Mercato del lavoro area euro: come si è chiuso il 2015

Per l’intera area euro, la situazione del mercato del lavoro nel 2015 è sembrata continuare gradualmente a migliorare: l’occupazione è cresciuta, mentre il tasso di disoccupazione è diminuito, pur rimanendo su livelli elevati, raggiungendo a marzo il 10,2%. La crescita dell’occupazione dell’area, nel quarto trimestre 2015, è risultata pari allo 0,3% in termini congiunturali, riconducibile in particolare all’incremento degli occupati nei servizi (+0,4%) e, in misura minore, nell’industria (+0,1%). Il miglioramento dell’occupazione si è inoltre riflesso anche sul tasso di disoccupazione (in calo pressochè continuativo dalla metà del 2013), che si è portato al 10,5% nel quarto trimestre (-0,2 p.p. rispetto al terzo trimestre e -0,9 p.p. rispetto allo stesso trimestre del 2014) e al 10,2% nella stima mensile relativa al mese di marzo 2016, che rappresenta il livello minimo dalla metà del 2011.

Di interesse risulta l’osservazione secondo cui il calo del tasso di disoccupazione ha riguardato sostanzialmente tutti i principali paesi dell’area: quello più basso risulta quello tedesco, che si attesta a marzo poco al di sopra del 4 per cento (4,2%), mentre il più alto è quello greco che supera il 20,0% (24,3%).
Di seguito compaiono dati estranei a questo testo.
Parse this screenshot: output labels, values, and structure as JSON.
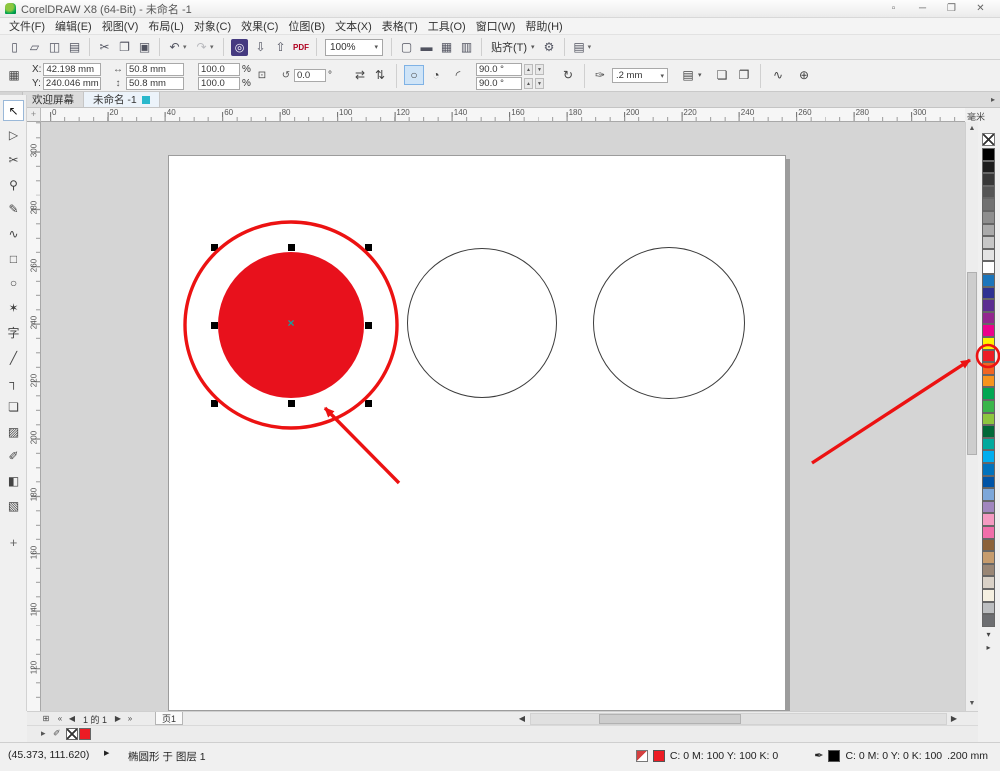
{
  "window": {
    "title": "CorelDRAW X8 (64-Bit) - 未命名 -1",
    "controls": [
      {
        "name": "app-options-icon",
        "glyph": "▫"
      },
      {
        "name": "minimize-button",
        "glyph": "─"
      },
      {
        "name": "maximize-button",
        "glyph": "❐"
      },
      {
        "name": "close-button",
        "glyph": "✕"
      }
    ]
  },
  "menu": {
    "items": [
      "文件(F)",
      "编辑(E)",
      "视图(V)",
      "布局(L)",
      "对象(C)",
      "效果(C)",
      "位图(B)",
      "文本(X)",
      "表格(T)",
      "工具(O)",
      "窗口(W)",
      "帮助(H)"
    ]
  },
  "toolbar": {
    "items": [
      {
        "name": "new-document-button",
        "glyph": "▯"
      },
      {
        "name": "open-document-button",
        "glyph": "▱"
      },
      {
        "name": "save-document-button",
        "glyph": "◫"
      },
      {
        "name": "print-button",
        "glyph": "▤"
      },
      {
        "name": "separator",
        "type": "sep"
      },
      {
        "name": "cut-button",
        "glyph": "✂"
      },
      {
        "name": "copy-button",
        "glyph": "❐"
      },
      {
        "name": "paste-button",
        "glyph": "▣"
      },
      {
        "name": "separator",
        "type": "sep"
      },
      {
        "name": "undo-button",
        "glyph": "↶",
        "dropdown": true
      },
      {
        "name": "redo-button",
        "glyph": "↷",
        "dropdown": true,
        "disabled": true
      },
      {
        "name": "separator",
        "type": "sep"
      },
      {
        "name": "search-content-button",
        "glyph": "◎",
        "accent": true
      },
      {
        "name": "import-button",
        "glyph": "⇩"
      },
      {
        "name": "export-button",
        "glyph": "⇧"
      },
      {
        "name": "publish-pdf-button",
        "glyph": "PDF",
        "type": "texticon"
      },
      {
        "name": "separator",
        "type": "sep"
      },
      {
        "name": "zoom-level-select",
        "type": "select",
        "value": "100%"
      },
      {
        "name": "separator",
        "type": "sep"
      },
      {
        "name": "full-screen-preview-button",
        "glyph": "▢"
      },
      {
        "name": "show-rulers-button",
        "glyph": "▬"
      },
      {
        "name": "show-grid-button",
        "glyph": "▦"
      },
      {
        "name": "show-guidelines-button",
        "glyph": "▥"
      },
      {
        "name": "separator",
        "type": "sep"
      },
      {
        "name": "snap-to-dropdown",
        "label": "贴齐(T)",
        "type": "textdd"
      },
      {
        "name": "options-button",
        "glyph": "⚙"
      },
      {
        "name": "separator",
        "type": "sep"
      },
      {
        "name": "application-launcher-dropdown",
        "glyph": "▤",
        "dropdown": true
      }
    ]
  },
  "property_bar": {
    "x_label": "X:",
    "x_value": "42.198 mm",
    "y_label": "Y:",
    "y_value": "240.046 mm",
    "width_value": "50.8 mm",
    "height_value": "50.8 mm",
    "scale_x_value": "100.0",
    "scale_y_value": "100.0",
    "percent": "%",
    "rotation_value": "0.0",
    "degree": "°",
    "ellipse_glyph": "○",
    "pie_glyph": "◔",
    "arc_glyph": "◜",
    "pie_start_value": "90.0 °",
    "pie_end_value": "90.0 °",
    "outline_width_value": ".2 mm"
  },
  "tabs": {
    "welcome_label": "欢迎屏幕",
    "document_label": "未命名 -1"
  },
  "rulers": {
    "h_labels": [
      "0",
      "20",
      "40",
      "60",
      "80",
      "100",
      "120",
      "140",
      "160",
      "180",
      "200",
      "220",
      "240",
      "260",
      "280",
      "300"
    ],
    "v_labels": [
      "300",
      "280",
      "260",
      "240",
      "220",
      "200",
      "180",
      "160",
      "140",
      "120"
    ],
    "units_label": "毫米"
  },
  "toolbox": {
    "tools": [
      {
        "name": "pick-tool",
        "glyph": "↖",
        "active": true
      },
      {
        "name": "shape-tool",
        "glyph": "▷"
      },
      {
        "name": "crop-tool",
        "glyph": "✂"
      },
      {
        "name": "zoom-tool",
        "glyph": "⚲"
      },
      {
        "name": "freehand-tool",
        "glyph": "✎"
      },
      {
        "name": "artistic-media-tool",
        "glyph": "∿"
      },
      {
        "name": "rectangle-tool",
        "glyph": "□"
      },
      {
        "name": "ellipse-tool",
        "glyph": "○"
      },
      {
        "name": "polygon-tool",
        "glyph": "✶"
      },
      {
        "name": "text-tool",
        "glyph": "字"
      },
      {
        "name": "parallel-dimension-tool",
        "glyph": "╱"
      },
      {
        "name": "connector-tool",
        "glyph": "┐"
      },
      {
        "name": "drop-shadow-tool",
        "glyph": "❏"
      },
      {
        "name": "transparency-tool",
        "glyph": "▨"
      },
      {
        "name": "color-eyedropper-tool",
        "glyph": "✐"
      },
      {
        "name": "interactive-fill-tool",
        "glyph": "◧"
      },
      {
        "name": "smart-fill-tool",
        "glyph": "▧"
      }
    ],
    "customize_label": "+"
  },
  "palette": {
    "colors": [
      "#000000",
      "#1c1c1c",
      "#383838",
      "#555555",
      "#717171",
      "#8e8e8e",
      "#aaaaaa",
      "#c6c6c6",
      "#e3e3e3",
      "#ffffff",
      "#1b75bb",
      "#2e3192",
      "#5c2d91",
      "#93268f",
      "#ec008c",
      "#fff200",
      "#ed1c24",
      "#f26522",
      "#f7941d",
      "#00a651",
      "#39b54a",
      "#8dc63f",
      "#006838",
      "#00a99d",
      "#00aeef",
      "#0072bc",
      "#0054a6",
      "#7da7d9",
      "#a186be",
      "#f49ac1",
      "#f06eaa",
      "#8c6239",
      "#c69c6d",
      "#998675",
      "#d9d1c7",
      "#f5f0e1",
      "#bcbec0",
      "#6d6e71"
    ],
    "highlighted_index": 16
  },
  "canvas": {
    "objects": [
      {
        "name": "selected-ellipse",
        "type": "ellipse",
        "fill_color": "#e8111c",
        "selected": true
      },
      {
        "name": "ellipse-2",
        "type": "ellipse",
        "fill_color": "none"
      },
      {
        "name": "ellipse-3",
        "type": "ellipse",
        "fill_color": "none"
      }
    ]
  },
  "page_nav": {
    "items": [
      {
        "name": "page-navigator-button",
        "glyph": "⊞"
      },
      {
        "name": "first-page-button",
        "glyph": "«"
      },
      {
        "name": "previous-page-button",
        "glyph": "◀"
      },
      {
        "name": "page-info",
        "text": "1 的 1"
      },
      {
        "name": "next-page-button",
        "glyph": "▶"
      },
      {
        "name": "last-page-button",
        "glyph": "»"
      }
    ],
    "page_tab_label": "页1"
  },
  "status": {
    "cursor_position": "(45.373, 111.620)",
    "object_info": "椭圆形 于 图层 1",
    "fill_color_text": "C: 0 M: 100 Y: 100 K: 0",
    "outline_color_text": "C: 0 M: 0 Y: 0 K: 100",
    "outline_width_text": ".200 mm"
  },
  "colors": {
    "shape_fill_red": "#e8111c",
    "annotation_red": "#ec1212",
    "fill_swatch": "#ed1c24",
    "outline_swatch": "#000000"
  }
}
Nell’area euro è diminuito di 1,5 p.p. anche il tasso relativo ai giovani disoccupati (21,2% rispetto al 22,7% di marzo 2015), che presenta un ampio differenziale tra paesi, il più ampio dei quali, pari a 45 p.p., si può osservare fra la Germania (6,9%) e la Grecia (51,9%, ultimo dato disponibile gennaio 2016) – aggiunge la nota congiunturale.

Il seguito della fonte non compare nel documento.